Published: Saturday 18 July 2020
Eminent twin researcher, Associate Professor David Champion, has received the 2020 Australian Pain Society’s Distinguished Member Award for his outstanding contribution to better understanding of different pain conditions, especially in children.
“On behalf of all at Twins Research Australia, we congratulate David wholeheartedly on this well-deserved recognition. Few have contributed so broadly to the field of paediatric pain medicine, both clinically and in research,” said TRA Director, Professor John Hopper.
The twin family research of Dr Champion and his colleagues has focused on pain disorders of childhood and adolescence including growing pains, migraine, headache, recurrent abdominal pain, low back pain, and persistent chronic pain.
Discoveries through twin research
Findings from his team's research have contributed to better understanding of these disorders and improved diagnosis including:
• Growing pains, the most common primary pain disorder of early childhood, is genetically influenced.
• Restless legs syndrome in children and adolescents has two contrasting forms: painless and painful.

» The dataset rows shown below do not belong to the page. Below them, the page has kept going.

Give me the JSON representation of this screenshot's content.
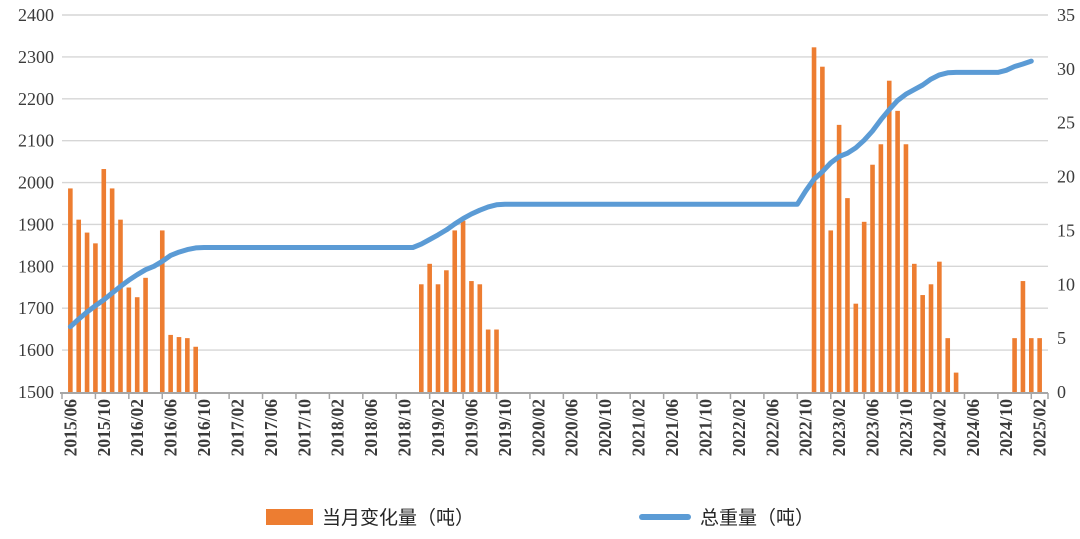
{
  "chart_data": {
    "type": "combo-bar-line",
    "title": "",
    "x": {
      "start": "2015/06",
      "end": "2025/02",
      "num_months": 117,
      "tick_labels": [
        "2015/06",
        "2015/10",
        "2016/02",
        "2016/06",
        "2016/10",
        "2017/02",
        "2017/06",
        "2017/10",
        "2018/02",
        "2018/06",
        "2018/10",
        "2019/02",
        "2019/06",
        "2019/10",
        "2020/02",
        "2020/06",
        "2020/10",
        "2021/02",
        "2021/06",
        "2021/10",
        "2022/02",
        "2022/06",
        "2022/10",
        "2023/02",
        "2023/06",
        "2023/10",
        "2024/02",
        "2024/06",
        "2024/10",
        "2025/02"
      ],
      "tick_every_months": 4,
      "label_rotation_deg": 90
    },
    "y_left": {
      "min": 1500,
      "max": 2400,
      "step": 100,
      "ticks": [
        1500,
        1600,
        1700,
        1800,
        1900,
        2000,
        2100,
        2200,
        2300,
        2400
      ],
      "gridlines": true
    },
    "y_right": {
      "min": 0,
      "max": 35,
      "step": 5,
      "ticks": [
        0,
        5,
        10,
        15,
        20,
        25,
        30,
        35
      ]
    },
    "series": [
      {
        "name": "当月变化量（吨）",
        "type": "bar",
        "axis": "right",
        "color": "#ED7D31",
        "points": {
          "2015/06": 18.9,
          "2015/07": 16.0,
          "2015/08": 14.8,
          "2015/09": 13.8,
          "2015/10": 20.7,
          "2015/11": 18.9,
          "2015/12": 16.0,
          "2016/01": 9.7,
          "2016/02": 8.8,
          "2016/03": 10.6,
          "2016/05": 15.0,
          "2016/06": 5.3,
          "2016/07": 5.1,
          "2016/08": 5.0,
          "2016/09": 4.2,
          "2018/12": 10.0,
          "2019/01": 11.9,
          "2019/02": 10.0,
          "2019/03": 11.3,
          "2019/04": 15.0,
          "2019/05": 15.9,
          "2019/06": 10.3,
          "2019/07": 10.0,
          "2019/08": 5.8,
          "2019/09": 5.8,
          "2022/11": 32.0,
          "2022/12": 30.2,
          "2023/01": 15.0,
          "2023/02": 24.8,
          "2023/03": 18.0,
          "2023/04": 8.2,
          "2023/05": 15.8,
          "2023/06": 21.1,
          "2023/07": 23.0,
          "2023/08": 28.9,
          "2023/09": 26.1,
          "2023/10": 23.0,
          "2023/11": 11.9,
          "2023/12": 9.0,
          "2024/01": 10.0,
          "2024/02": 12.1,
          "2024/03": 5.0,
          "2024/04": 1.8,
          "2024/11": 5.0,
          "2024/12": 10.3,
          "2025/01": 5.0,
          "2025/02": 5.0
        }
      },
      {
        "name": "总重量（吨）",
        "type": "line",
        "axis": "left",
        "color": "#5B9BD5",
        "values": [
          1656,
          1674,
          1691,
          1706,
          1720,
          1736,
          1752,
          1767,
          1780,
          1792,
          1800,
          1812,
          1826,
          1834,
          1840,
          1844,
          1845,
          1845,
          1845,
          1845,
          1845,
          1845,
          1845,
          1845,
          1845,
          1845,
          1845,
          1845,
          1845,
          1845,
          1845,
          1845,
          1845,
          1845,
          1845,
          1845,
          1845,
          1845,
          1845,
          1845,
          1845,
          1845,
          1853,
          1864,
          1875,
          1887,
          1901,
          1914,
          1925,
          1934,
          1942,
          1947,
          1948,
          1948,
          1948,
          1948,
          1948,
          1948,
          1948,
          1948,
          1948,
          1948,
          1948,
          1948,
          1948,
          1948,
          1948,
          1948,
          1948,
          1948,
          1948,
          1948,
          1948,
          1948,
          1948,
          1948,
          1948,
          1948,
          1948,
          1948,
          1948,
          1948,
          1948,
          1948,
          1948,
          1948,
          1948,
          1948,
          1980,
          2008,
          2026,
          2047,
          2062,
          2070,
          2083,
          2101,
          2123,
          2150,
          2174,
          2196,
          2211,
          2222,
          2233,
          2247,
          2257,
          2262,
          2263,
          2263,
          2263,
          2263,
          2263,
          2263,
          2268,
          2277,
          2283,
          2290
        ]
      }
    ],
    "layout": {
      "legend_position": "bottom-center",
      "gridline_color": "#D6D6D6",
      "axis_line_color": "#A6A6A6",
      "label_color": "#3b3b3b",
      "background": "#ffffff"
    }
  },
  "legend": {
    "items": [
      {
        "name": "当月变化量（吨）",
        "swatch": "bar",
        "color": "#ED7D31"
      },
      {
        "name": "总重量（吨）",
        "swatch": "line",
        "color": "#5B9BD5"
      }
    ]
  }
}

Dr Champion is currently undertaking a third twin family study to investigate if these two forms are replicated in adults.
• Further explained the longstanding association between growing pains and restless legs syndrome with the finding that one third of previously diagnosed cases of growing pains actually had the painful form of restless legs syndrome.
• Recurrent abdominal pain, a common primary pain disorder of early childhood, is genetically influenced.
• Paediatric migraine, just as with adult migraine, is genetically influenced.
• Dysmenorrhoea (menstruation pain) in adolescents is genetically influenced and associated with iron deficiency and restless legs syndrome.
• Iron deficiency in children and adolescents is genetically influenced and statistically predicts several pain disorders.
A lifetime of achievement
Following is an edited extract from Dr Champion’s award citation that appeared in the Australian Pain Society Newsletter, May 2020:
“Associate Professor David Champion AM has had a singular career. Well-known for his clinical evolution from rheumatologist to clinical pharmacologist to pain physician. In adult, and especially paediatric spheres, what distinguishes David is his remarkably long-term involvement in research while working full-time in private practice – a very uncommon combination in the modern era.
David established the modern Department of Rheumatology at St Vincent’s Hospital, Sydney, in 1974. Having trained also in paediatric rheumatology in the UK and the USA, David began a Paediatric Rheumatology Clinic at Prince of Wales/Sydney Children’s Hospital in 1975, collaborating with Professor John Ziegler and Dr John Feller, and continued that for about 35 years.
In 1986, David founded the Pain Research Unit at Sydney Children’s Hospital. The early focus of this group was primarily children’s self-report and behavioural measures of pain intensity.
Under David’s leadership, the unit’s research interests diversified into areas such as twin studies in paediatric pain, children’s attention and distraction, information provision, somatosensory testing in children, and pain and the family.
In 1998, David was awarded a Doctorate in Medicine from the University of Sydney and, in 1999, he was inducted as a Foundation Fellow of the Faculty of Pain Medicine of the Australian and New Zealand College of Anaesthetists. Since 2003, he has held a conjoint appointment as Associate Professor in the School of Women’s and Children’s Health at UNSW Sydney.
David has been a member of the Australian Pain Society since the early 1980s – probably the first rheumatologist in Australia to do so – reflecting his recognition that rheumatology and general medical paradigms were inadequate to explain the painful conditions experienced by many patients. He is also a long-serving member of the International Association for the Study of Pain, and the APS Pain in Childhood (Special Interest Group).
David Champion has been one-of-a-kind during a long career characterised not only by sustained activity and enthusiasm, but also by a willingness to search for and adapt to new knowledge and thinking, when so easily he might have followed more conventional paths.
Few have contributed so broadly to the field of pain medicine, both clinically and in research. In 2018, he was appointed a Member of the Order of Australia for significant service to medicine in the field of paediatric rheumatology, and to medical research and treatment of musculoskeletal pain. He is indeed a Distinguished Member of the Australian Pain Society.”